Roasted Sweet Potato Wedges with Balsamic drizzle

This recipe provides 4 servings.


1) 1 1/2 pounds sweet potatoes (approx. 3 medium), peeled
2) 1 tablespoon extra-virgin olive oil
3) 1/4 teaspoon sea salt
4) 1/4 teaspoon fresh ground pepper
5) 1 teaspoon butter
6) 3 tablespoons honey
7) 1 cup balsamic vinegar


1) Preheat oven to 425 F degrees. Line a rimmed baking sheet with foil. Cut sweet potatoes into 1/2 inch thick wedges. Place on prepared baking sheet, drizzle with oil and toss well. Spread out in a single layer. Bake until tender when pierced with a knife, approx. 25 minutes. Season with salt and pepper.

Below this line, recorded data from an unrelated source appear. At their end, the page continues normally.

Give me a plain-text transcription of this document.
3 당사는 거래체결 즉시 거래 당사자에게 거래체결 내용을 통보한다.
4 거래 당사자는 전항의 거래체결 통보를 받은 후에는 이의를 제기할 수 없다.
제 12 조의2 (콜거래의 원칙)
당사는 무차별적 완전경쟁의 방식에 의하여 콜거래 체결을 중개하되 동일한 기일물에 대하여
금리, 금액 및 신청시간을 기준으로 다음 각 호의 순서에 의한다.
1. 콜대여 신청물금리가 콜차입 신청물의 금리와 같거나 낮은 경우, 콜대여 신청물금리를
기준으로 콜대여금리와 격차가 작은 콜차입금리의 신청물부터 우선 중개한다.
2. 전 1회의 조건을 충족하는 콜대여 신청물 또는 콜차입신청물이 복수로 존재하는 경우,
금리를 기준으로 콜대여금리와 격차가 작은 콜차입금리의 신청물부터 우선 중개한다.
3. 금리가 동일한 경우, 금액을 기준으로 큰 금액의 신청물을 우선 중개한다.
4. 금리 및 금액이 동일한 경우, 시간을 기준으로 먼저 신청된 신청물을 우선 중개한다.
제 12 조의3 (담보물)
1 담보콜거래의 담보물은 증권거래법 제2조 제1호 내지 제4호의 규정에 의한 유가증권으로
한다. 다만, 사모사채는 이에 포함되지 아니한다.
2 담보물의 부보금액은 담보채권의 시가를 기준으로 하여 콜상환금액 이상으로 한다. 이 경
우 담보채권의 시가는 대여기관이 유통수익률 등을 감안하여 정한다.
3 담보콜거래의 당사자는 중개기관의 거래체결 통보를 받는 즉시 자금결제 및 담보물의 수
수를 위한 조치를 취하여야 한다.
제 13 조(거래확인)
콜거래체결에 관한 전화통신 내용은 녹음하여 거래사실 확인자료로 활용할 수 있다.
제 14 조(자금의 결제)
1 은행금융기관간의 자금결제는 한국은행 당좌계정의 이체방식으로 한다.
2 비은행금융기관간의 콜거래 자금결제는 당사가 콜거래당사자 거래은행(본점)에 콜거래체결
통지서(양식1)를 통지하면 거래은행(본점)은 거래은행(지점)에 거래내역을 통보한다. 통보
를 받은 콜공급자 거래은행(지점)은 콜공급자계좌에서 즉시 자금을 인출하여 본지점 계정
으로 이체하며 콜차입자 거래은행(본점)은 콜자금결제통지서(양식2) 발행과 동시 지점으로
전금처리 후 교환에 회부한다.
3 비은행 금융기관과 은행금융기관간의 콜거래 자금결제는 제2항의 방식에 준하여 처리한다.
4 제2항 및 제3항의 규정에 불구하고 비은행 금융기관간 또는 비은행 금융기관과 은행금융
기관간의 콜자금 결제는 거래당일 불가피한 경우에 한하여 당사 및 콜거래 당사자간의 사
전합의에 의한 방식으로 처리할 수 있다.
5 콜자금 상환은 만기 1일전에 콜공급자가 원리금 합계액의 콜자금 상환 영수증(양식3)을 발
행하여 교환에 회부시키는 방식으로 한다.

2) Meanwhile combine vinegar and honey in a small saucepan. Bring to a boil over medium-high heat and cook until syrupy and reduced to 1/3 cup, approx. 14 minutes. (Watch the syrup carefully during the last few minutes of reducing to prevent burning.) Swirl in butter. Drizzle the sauce over the sweet potatoes.

220 calories per serving


Book Recommendation

We the Eaters: If We Change Dinner, We Can Change the World, by Ellen Gustafson

Tuesday, October 7, 2014

Recipe of the Day

Brussels Sprouts with Chestnuts & Sage

This recipe provides 12 servings, approx. 1/2 cup each.


1) 2 pounds Brussels sprouts, halved and trimmed
2) 1 tablespoon butter
3) 3 tablespoons reduced-sodium chicken broth or water
4) 1 tablespoon extra-virgin olive oil
5) 1 cup coarsely chopped chestnuts
6) 2 teaspoons chopped fresh sage
7) 1/2 teaspoon sea salt
8) fresh ground pepper to taste


1) Bring a large saucepan of water to a boil. Add Brussels sprouts and cook until bright green and just tender, approx. 7 minutes. Drain well.

2) Melt butter with oil and broth (or water) in a large skillet over medium heat. Add Brussels sprouts, chestnuts and sage and cook, stirring often, until heated through, 2 to 4 minutes. Season with salt and pepper. Serve warm or at room temperature.